Is it not true that many of us recognize this feeling of being life’s invisible passenger, looking at the existence flowing ‘outside’ instead of within? We feel that people around us are strangers, with undecipherable languages and anonymous behaviors. They brush by us as if we were invisible, dusty old walls, distant ruins. We are so far from others and they from us. We are alone, again. We don’t belong. We know this feeling, too well. Often our wish is just to forget it, as everything and everyone around. Again, just for a while, in order to get a moment of peace.

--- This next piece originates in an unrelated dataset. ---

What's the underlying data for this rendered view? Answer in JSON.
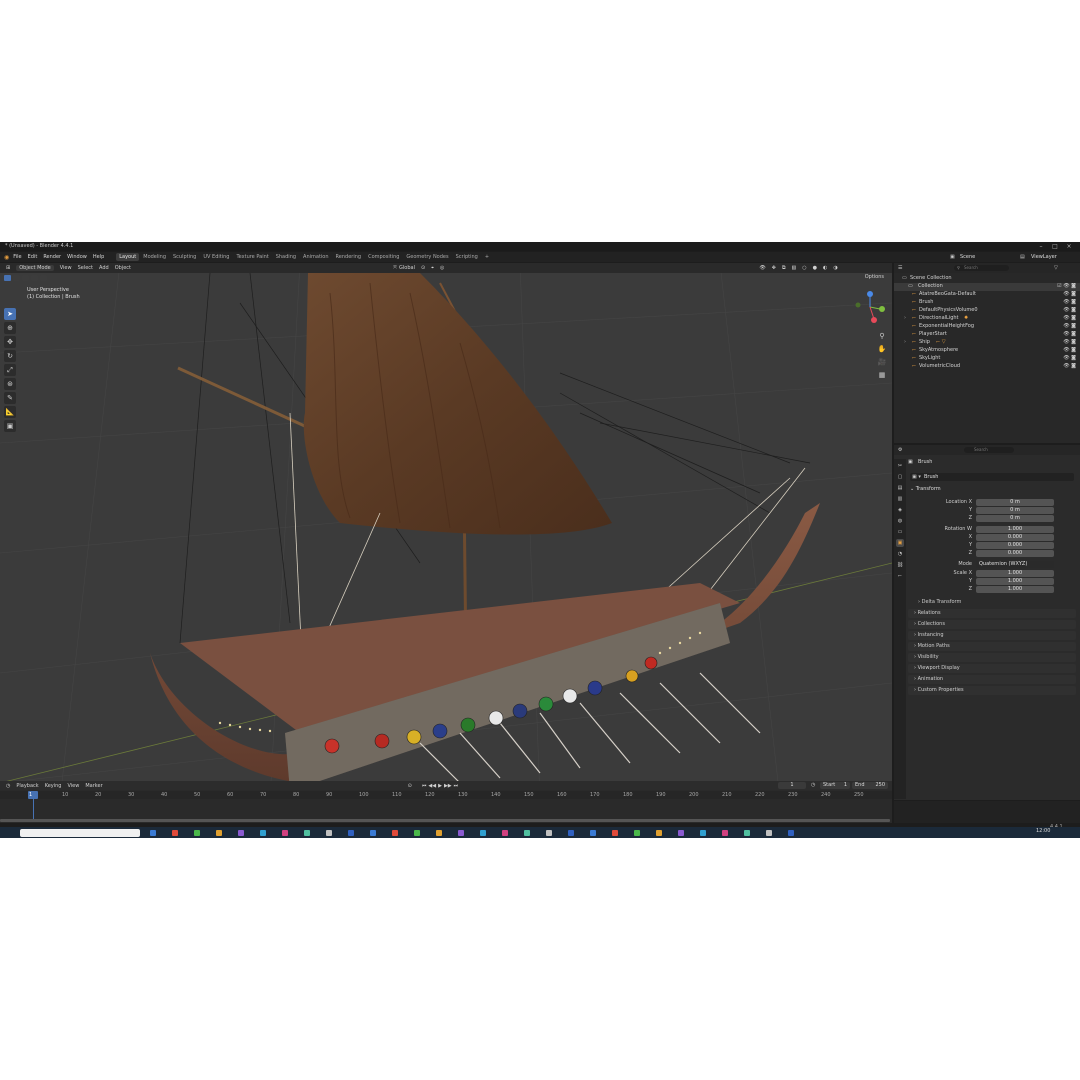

Life is made of small solitudes, Roland Barthes argued. Is there anything ‘between’ these small solitudes? Are those only passive states of being or can these experiences be turned into a preliminary stage of personal development? Maybe both, maybe not. And what happens when our ‘deserted’ solitude interferes with our ability to handle social interactions? Does it suffice to have only ourselves as a mirror? Who are we ‘alone’?
Solitude as a lifelong vice, an opaque prison, a secret wish, a potential opportunity… how can we (and should we) take advantage of this state of being?
“I was a man who thrived on solitude; without it I was like another man without food or water. Each day without solitude weakened me. I took no pride in my solitude; but I was dependent on it. The darkness of the room was like sunlight to me.”